Macbeth cannot pray. I cannot imagine Macbeth praying given the irreversible nature of what he did. Repentance seems impossible. It is as though he married Hell while still in earthly life. Having grasped finally the emptiness of the prize, Macbeth “heroically” accepted the despair that was always the inevitable consequence of evil done. Not only his insight into the evil he did but, at the end, the illusory nature of the enjoyment of the desires for which it was done (here the point of the witches’ equivocation) complete the revelation of truth. Yet even in the face of Hell (the final meaningless of the “sound and fury” soliloquy), Macbeth refuses to repent due not just to the very “courage” that stood in such tension with his conscience, but because the essence of the act, its sublimity, is just that it precluded repentance.

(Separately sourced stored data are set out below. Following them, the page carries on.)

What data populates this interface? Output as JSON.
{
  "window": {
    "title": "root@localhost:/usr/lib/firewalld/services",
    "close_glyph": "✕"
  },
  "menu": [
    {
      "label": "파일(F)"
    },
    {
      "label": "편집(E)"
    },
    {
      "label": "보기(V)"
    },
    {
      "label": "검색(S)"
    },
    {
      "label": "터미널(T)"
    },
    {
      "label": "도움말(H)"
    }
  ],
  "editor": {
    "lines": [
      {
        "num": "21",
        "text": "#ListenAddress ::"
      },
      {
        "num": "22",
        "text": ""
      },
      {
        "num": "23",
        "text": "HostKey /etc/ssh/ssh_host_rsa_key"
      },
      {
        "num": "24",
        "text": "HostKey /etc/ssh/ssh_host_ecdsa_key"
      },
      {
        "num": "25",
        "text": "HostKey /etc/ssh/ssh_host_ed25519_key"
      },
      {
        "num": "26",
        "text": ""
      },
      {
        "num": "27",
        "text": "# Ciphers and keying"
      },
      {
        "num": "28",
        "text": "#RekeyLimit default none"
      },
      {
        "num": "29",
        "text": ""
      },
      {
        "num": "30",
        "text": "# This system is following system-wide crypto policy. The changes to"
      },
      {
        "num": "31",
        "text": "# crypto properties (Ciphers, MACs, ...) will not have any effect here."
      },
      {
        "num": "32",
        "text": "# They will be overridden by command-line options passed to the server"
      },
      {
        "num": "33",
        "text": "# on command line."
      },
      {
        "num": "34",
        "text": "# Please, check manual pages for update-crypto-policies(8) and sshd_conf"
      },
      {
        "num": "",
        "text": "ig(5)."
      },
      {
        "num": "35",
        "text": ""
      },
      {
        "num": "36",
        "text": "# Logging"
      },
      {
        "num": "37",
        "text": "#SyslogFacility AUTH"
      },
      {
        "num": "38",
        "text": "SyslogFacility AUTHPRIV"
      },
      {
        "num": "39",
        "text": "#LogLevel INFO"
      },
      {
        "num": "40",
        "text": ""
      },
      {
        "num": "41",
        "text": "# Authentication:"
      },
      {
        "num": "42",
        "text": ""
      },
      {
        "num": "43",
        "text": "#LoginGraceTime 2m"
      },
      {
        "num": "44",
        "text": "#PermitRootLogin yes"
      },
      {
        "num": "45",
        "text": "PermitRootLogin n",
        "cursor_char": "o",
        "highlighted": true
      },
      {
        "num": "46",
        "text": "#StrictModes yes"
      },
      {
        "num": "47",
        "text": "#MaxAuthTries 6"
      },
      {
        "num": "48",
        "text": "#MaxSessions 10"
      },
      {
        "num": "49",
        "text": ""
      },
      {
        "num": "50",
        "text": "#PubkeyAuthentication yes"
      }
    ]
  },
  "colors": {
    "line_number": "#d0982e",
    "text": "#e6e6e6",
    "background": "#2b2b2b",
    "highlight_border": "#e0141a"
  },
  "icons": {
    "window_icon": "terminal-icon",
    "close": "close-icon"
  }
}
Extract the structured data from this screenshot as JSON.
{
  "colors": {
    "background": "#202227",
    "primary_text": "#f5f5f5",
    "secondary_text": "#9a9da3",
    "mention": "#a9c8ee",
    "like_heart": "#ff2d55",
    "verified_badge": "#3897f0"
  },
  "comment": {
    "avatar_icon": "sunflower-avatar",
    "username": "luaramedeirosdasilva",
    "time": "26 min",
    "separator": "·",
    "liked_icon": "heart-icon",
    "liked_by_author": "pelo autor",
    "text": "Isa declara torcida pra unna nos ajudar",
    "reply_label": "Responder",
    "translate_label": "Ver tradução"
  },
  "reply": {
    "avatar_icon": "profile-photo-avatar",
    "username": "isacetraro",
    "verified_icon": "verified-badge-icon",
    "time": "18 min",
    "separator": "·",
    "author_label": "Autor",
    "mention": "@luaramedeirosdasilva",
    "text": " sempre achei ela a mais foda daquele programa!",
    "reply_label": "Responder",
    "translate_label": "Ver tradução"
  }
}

Having committed himself in full knowledge of the evil, he would seem false and cowardly in his own eyes to wish all undone at the point when he must pay the price. Or rather: to repent would be to concede that his act lacked all heroic or tragic stature – ‘oh, sorry, I didn’t really mean it’; that his understanding of his act did not manifest who he was, did not disclose a man whose courage put him beyond good and evil, but merely an ambitious man driven shabby justification for a power grab, spurred on by the supernatural assurance of success.

        Compare me: to deny the sublime dimension to my Eros for woman A would mean my betrayal of woman B was just a piece of shabbiness for the sake of all-too-human but reprehensible lust of an aging man for a younger (unstable) woman. There is a structural similarity to Macbeth’s inability to repent. I can repent almost everything, but I cannot think my Eros for A was less than real and profound (as it indeed felt) without at the same time the judgment being forced upon me – ‘you are utterly contemptible’. Contemptible means: better not to have existed, a drag on the universe. 

     There seem to be two Hells: one for those who wish they had never been born; another for those who, to become what they mistakenly imagine they really are, violate the meaning of their lives, of human life. I do believe deep wishes, even deep needs are sometimes in conflict with the real meaning of our lives, and that there is something tragic in this – but that might be a piece of opportunism. Macbeth is a sacred text because it has the power to reveal the depths of the human spirit.


. . .

The sound and fury soliloquy is still the best statement of what Hell is that I have read, the clearest revelation of Hell as final meaningless, as the utter absence of love. It is the end goal of all evil. It is what every evil deed tends towards and embodies, though outside of Shakespeare hardly anyone can look at this truth so clearly (why did Tolstoy hate Shakespeare?). This comes as a response to the news of Lady Macbeth's death and his inability to register any grief at all:


                            Tomorrow, and tomorrow, and tomorrow,

                            Creeps in this petty pace from day to day,

                            To the last syllable of recorded time;

                            And all our yesterdays have lighted fools       

                            The way to dusty death. Out, out, brief candle!         

                            Life's but a walking shadow, a poor player,

                            That struts and frets his hour upon the stage,

                            And then is heard no more. It is a tale

                            Told by an idiot, full of sound and fury,

                            Signifying nothing.


I have no idea how to think about Heaven and Hell ontologically. But I do know they are symbols of the human spirit, Heaven at one end, signifying affirmation, love, joy, love of beauty, creative joy, quiet appreciate of the goodness that is at least part of life; at the other end Hell, final despair, the loss of the capacity, even the desire to love and be loved, the inability to care about anything, utter meaninglessness projected from the emptiness and cold of the lost soul onto all of Creation.  Nihilists don't undertake an impartial metaphysical investigation of existence and rationally conclude on the basis of evidence that existence is meaningless, human life a mistake. Rather they carry that meaningless around with them and project it onto existence, make any investigation prove this felt thesis that reflects the state of their souls.